Penso em quando faço um gesto que me deixa na incerteza, numa inesperada sucessão de eventos, um gesto com que não me conformo. Eu me pergunto: por quê? Por que fiz isso? O fato de eu me perguntar já redimensiona, me compele a um espaço meu, da alma. Perguntar-se, parar, “deter-se”... não é a resposta, não, mas é o início de um percurso de resposta.

Perguntar-se se é suficiente ser sadio, salvar nossos corpos, levou-o a escrever que “a vida não é apenas o contrário da morte”. A realidade de hoje, pondo-nos diante da dor, da morte e do medo dela, provoca a busca do significado, abre “a” pergunta sobre o sentido da vida.
É isso.
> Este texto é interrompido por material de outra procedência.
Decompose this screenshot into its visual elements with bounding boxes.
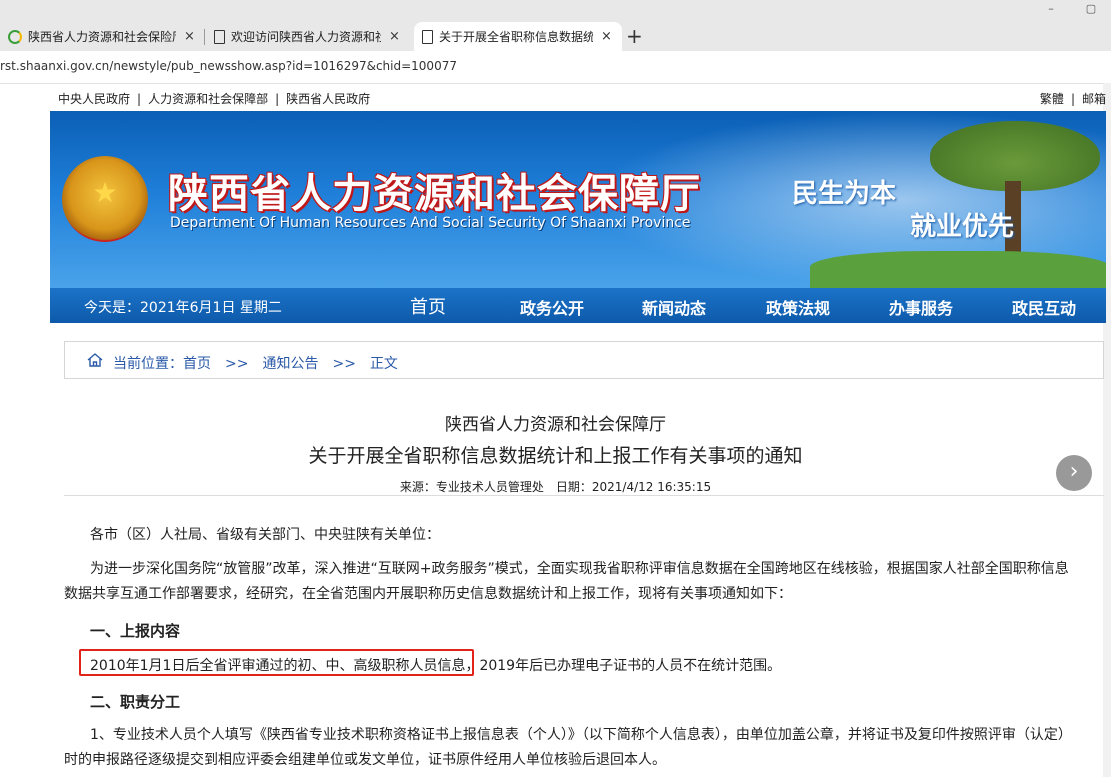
site-banner: ★ 陕西省人力资源和社会保障厅 Department Of Human Reso… — [50, 111, 1106, 288]
browser-tab-3-active[interactable]: 关于开展全省职称信息数据统计 × — [414, 22, 622, 51]
national-emblem-icon: ★ — [62, 156, 148, 242]
top-links-right: 繁體 | 邮箱 — [1040, 90, 1106, 107]
article-meta: 来源：专业技术人员管理处 日期：2021/4/12 16:35:15 — [0, 478, 1111, 495]
new-tab-button[interactable]: + — [626, 22, 643, 50]
tab-separator — [204, 29, 205, 45]
page-icon — [214, 29, 225, 44]
separator: | — [1070, 92, 1075, 106]
maximize-button[interactable]: ▢ — [1071, 0, 1111, 20]
breadcrumb-notices[interactable]: 通知公告 — [262, 356, 318, 372]
window-controls: – ▢ — [1031, 0, 1111, 20]
breadcrumb-separator: >> — [332, 356, 356, 372]
link-shaanxi-gov[interactable]: 陕西省人民政府 — [286, 92, 370, 106]
minimize-button[interactable]: – — [1031, 0, 1071, 20]
grass-graphic — [810, 251, 1106, 288]
slogan-2: 就业优先 — [910, 212, 1015, 242]
close-tab-icon[interactable]: × — [184, 29, 195, 44]
close-tab-icon[interactable]: × — [601, 29, 612, 44]
main-nav: 今天是：2021年6月1日 星期二 首页 政务公开 新闻动态 政策法规 办事服务… — [50, 288, 1106, 323]
next-arrow-icon[interactable]: › — [1056, 455, 1092, 491]
nav-services[interactable]: 办事服务 — [889, 295, 953, 319]
site-subtitle-en: Department Of Human Resources And Social… — [170, 215, 691, 231]
url-text[interactable]: rst.shaanxi.gov.cn/newstyle/pub_newsshow… — [0, 59, 457, 73]
breadcrumb-current: 正文 — [369, 356, 398, 372]
nav-gov-affairs[interactable]: 政务公开 — [520, 295, 584, 319]
home-icon — [87, 353, 103, 367]
nav-news[interactable]: 新闻动态 — [642, 295, 706, 319]
top-links: 中央人民政府 | 人力资源和社会保障部 | 陕西省人民政府 — [58, 90, 370, 107]
link-mohrss[interactable]: 人力资源和社会保障部 — [148, 92, 268, 106]
article-date: 日期：2021/4/12 16:35:15 — [555, 480, 712, 494]
breadcrumb: 当前位置：首页 >> 通知公告 >> 正文 — [64, 341, 1104, 379]
link-mail[interactable]: 邮箱 — [1082, 92, 1106, 106]
article-org: 陕西省人力资源和社会保障厅 — [445, 415, 666, 435]
browser-tab-2[interactable]: 欢迎访问陕西省人力资源和社会 × — [206, 22, 410, 51]
browser-tab-1[interactable]: 陕西省人力资源和社会保险厅_36 × — [0, 22, 200, 51]
paragraph-1: 为进一步深化国务院“放管服”改革，深入推进“互联网+政务服务”模式，全面实现我省… — [64, 561, 1069, 602]
paragraph-2-rest: 2019年后已办理电子证书的人员不在统计范围。 — [479, 658, 782, 674]
browser-360-icon — [8, 29, 22, 44]
tab-title: 关于开展全省职称信息数据统计 — [439, 30, 593, 44]
current-date: 今天是：2021年6月1日 星期二 — [84, 300, 282, 316]
red-highlight-box — [79, 649, 474, 676]
slogan-1: 民生为本 — [792, 179, 897, 209]
page-icon — [422, 29, 433, 44]
tab-title: 欢迎访问陕西省人力资源和社会 — [231, 30, 381, 44]
salutation: 各市（区）人社局、省级有关部门、中央驻陕有关单位： — [90, 527, 440, 543]
link-traditional[interactable]: 繁體 — [1040, 92, 1064, 106]
breadcrumb-separator: >> — [225, 356, 249, 372]
browser-tab-bar: – ▢ 陕西省人力资源和社会保险厅_36 × 欢迎访问陕西省人力资源和社会 × … — [0, 0, 1111, 51]
address-bar[interactable]: rst.shaanxi.gov.cn/newstyle/pub_newsshow… — [0, 51, 1111, 84]
link-central-gov[interactable]: 中央人民政府 — [58, 92, 130, 106]
divider — [64, 495, 1104, 496]
separator: | — [137, 92, 142, 106]
separator: | — [275, 92, 280, 106]
section-heading-2: 二、职责分工 — [90, 693, 181, 711]
nav-home[interactable]: 首页 — [410, 293, 446, 319]
site-title: 陕西省人力资源和社会保障厅 — [168, 171, 701, 217]
paragraph-3: 1、专业技术人员个人填写《陕西省专业技术职称资格证书上报信息表（个人）》（以下简… — [64, 727, 1072, 768]
nav-interaction[interactable]: 政民互动 — [1012, 295, 1076, 319]
article-source: 来源：专业技术人员管理处 — [399, 480, 544, 494]
close-tab-icon[interactable]: × — [389, 29, 400, 44]
section-heading-1: 一、上报内容 — [90, 622, 181, 640]
article-title: 关于开展全省职称信息数据统计和上报工作有关事项的通知 — [308, 445, 803, 467]
breadcrumb-home[interactable]: 首页 — [183, 356, 211, 372]
tab-title: 陕西省人力资源和社会保险厅_36 — [28, 30, 176, 44]
nav-policy[interactable]: 政策法规 — [766, 295, 830, 319]
breadcrumb-label: 当前位置： — [113, 356, 183, 372]
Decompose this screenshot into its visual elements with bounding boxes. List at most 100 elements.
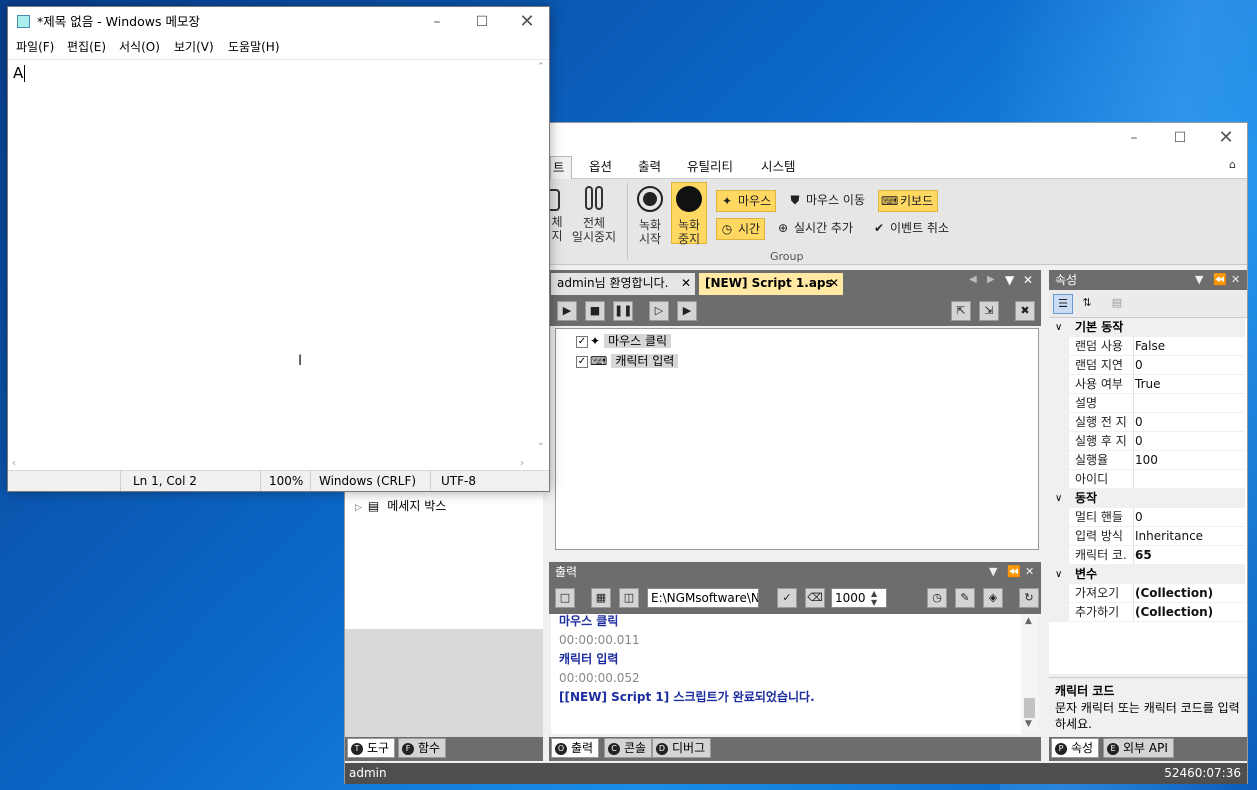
scroll-down-icon[interactable]: ⌄ [537, 438, 545, 448]
property-value[interactable]: 0 [1135, 356, 1143, 375]
menu-file[interactable]: 파일(F) [16, 37, 54, 57]
property-value[interactable]: 65 [1135, 546, 1152, 565]
time-toggle[interactable]: ◷ 시간 [716, 218, 766, 240]
tab-external-api[interactable]: E 외부 API [1103, 738, 1174, 758]
toolbox-item-message-box[interactable]: ▷ ▤ 메세지 박스 [355, 497, 446, 515]
collapse-chevron-icon[interactable]: ∨ [1055, 565, 1062, 584]
property-value[interactable]: 0 [1135, 508, 1143, 527]
record-start-button[interactable]: 녹화 시작 [633, 183, 667, 246]
tab-output[interactable]: 출력 [638, 156, 661, 179]
property-value[interactable]: 0 [1135, 432, 1143, 451]
property-row[interactable]: 캐릭터 코. 65 [1049, 546, 1245, 565]
save-icon[interactable]: ▦ [591, 588, 611, 608]
checkbox-icon[interactable]: ✓ [576, 355, 588, 368]
tab-options[interactable]: 옵션 [589, 156, 612, 179]
property-row[interactable]: 입력 방식 Inheritance [1049, 527, 1245, 546]
notepad-maximize-button[interactable]: ☐ [459, 7, 505, 37]
property-value[interactable]: False [1135, 337, 1165, 356]
script-item-mouse-click[interactable]: ✓ ✦ 마우스 클릭 [576, 332, 672, 350]
property-row[interactable]: 설명 [1049, 394, 1245, 413]
tab-welcome[interactable]: admin님 환영합니다. ✕ [551, 273, 695, 295]
stepper-arrows-icon[interactable]: ▲ ▼ [871, 589, 877, 607]
tab-scroll-right-icon[interactable]: ▶ [987, 274, 995, 285]
tab-home[interactable]: 트 [550, 156, 572, 179]
notepad-vertical-scrollbar[interactable]: ⌃ ⌄ [534, 60, 549, 453]
property-row[interactable]: 사용 여부 True [1049, 375, 1245, 394]
property-value[interactable]: (Collection) [1135, 603, 1213, 622]
categorized-icon[interactable]: ☰ [1053, 294, 1073, 314]
tab-script[interactable]: [NEW] Script 1.aps ✕ [699, 273, 843, 295]
property-row[interactable]: 멀티 핸들 0 [1049, 508, 1245, 527]
mouse-toggle[interactable]: ✦ 마우스 [716, 190, 777, 212]
checkbox-icon[interactable]: ✓ [576, 335, 588, 348]
record-stop-button[interactable]: 녹화 중지 [671, 182, 707, 246]
minimize-button[interactable]: – [1111, 123, 1157, 153]
pin-icon[interactable]: ⏪ [1007, 562, 1021, 582]
tab-system[interactable]: 시스템 [761, 156, 796, 179]
menu-view[interactable]: 보기(V) [174, 37, 214, 57]
tab-console[interactable]: C 콘솔 [604, 738, 653, 758]
property-value[interactable]: 0 [1135, 413, 1143, 432]
close-button[interactable]: ✕ [1203, 123, 1249, 153]
close-tab-icon[interactable]: ✕ [681, 273, 691, 293]
property-value[interactable]: Inheritance [1135, 527, 1203, 546]
script-item-character-input[interactable]: ✓ ⌨ 캐릭터 입력 [576, 352, 679, 370]
property-row[interactable]: 실행 전 지 0 [1049, 413, 1245, 432]
property-category[interactable]: ∨ 기본 동작 [1049, 318, 1245, 337]
close-panel-icon[interactable]: ✕ [1025, 562, 1034, 582]
brush-icon[interactable]: ✎ [955, 588, 975, 608]
menu-format[interactable]: 서식(O) [119, 37, 160, 57]
collapse-all-icon[interactable]: ⇲ [979, 301, 999, 321]
step-play-icon[interactable]: ▷ [649, 301, 669, 321]
collapse-chevron-icon[interactable]: ∨ [1055, 318, 1062, 337]
property-row[interactable]: 실행 후 지 0 [1049, 432, 1245, 451]
tab-properties[interactable]: P 속성 [1051, 738, 1100, 758]
tab-output-log[interactable]: O 출력 [551, 738, 600, 758]
property-row[interactable]: 랜덤 지연 0 [1049, 356, 1245, 375]
scroll-left-icon[interactable]: ‹ [12, 458, 16, 469]
property-pages-icon[interactable]: ▤ [1107, 294, 1127, 314]
scrollbar-thumb[interactable] [1024, 698, 1035, 718]
expand-all-icon[interactable]: ⇱ [951, 301, 971, 321]
property-value[interactable]: (Collection) [1135, 584, 1213, 603]
scroll-right-icon[interactable]: › [520, 458, 524, 469]
collapse-chevron-icon[interactable]: ∨ [1055, 489, 1062, 508]
property-row[interactable]: 추가하기 (Collection) [1049, 603, 1245, 622]
tab-functions[interactable]: F 함수 [398, 738, 447, 758]
log-path-input[interactable]: E:\NGMsoftware\NG [647, 588, 759, 608]
scroll-down-icon[interactable]: ▼ [1025, 719, 1032, 729]
run-selected-icon[interactable]: ▶ [677, 301, 697, 321]
property-row[interactable]: 실행율 100 [1049, 451, 1245, 470]
property-row[interactable]: 가져오기 (Collection) [1049, 584, 1245, 603]
new-log-icon[interactable]: □ [555, 588, 575, 608]
property-row[interactable]: 랜덤 사용 False [1049, 337, 1245, 356]
property-value[interactable]: True [1135, 375, 1161, 394]
open-folder-icon[interactable]: ◫ [619, 588, 639, 608]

Olha, eu não quero morrer. Tenho uma genética camponesa: sou solidamente dedicado à vida, alheio ao mal da vida, porque venho de gerações que lutaram até o extremo para não morrer. Mas suponhamos que, quando eu morrer, me seja pedida uma prestação de contas. Que o Velho abra o grande livro e diga: “Maggiani, Maurizio Maggiani, vejamos...” A prestação de contas não será sobre os romances que escrevi.

E, para o senhor, qual é o sentido? Sobre o que lhe será pedido contas?
Sobre quanta vida gerei em troca da que eu consumi. Meus pais, camponeses analfabetos, não lutaram apenas para salvar a pele, eles me deram uma coisa: que o que há de bom, você vê. Porque é vida. Gera vida. Você sabe o que é a vida... Não é certo que nos levantaremos de manhã, que acordaremos vivos. O primeiro gesto é nosso primeiro olhar do dia. Ou é um gesto para a vida ou é um gesto para a morte. Penso na Geena, o aterro sanitário de Jerusalém, onde termina o “mau”, o que pertence ao lixo, o que fica indistinto. Pode parecer-lhe vulgar como expressão, mas quem se distingue é o “homem bom”, aquele que nunca remexe num material indistinto consumido, acabado.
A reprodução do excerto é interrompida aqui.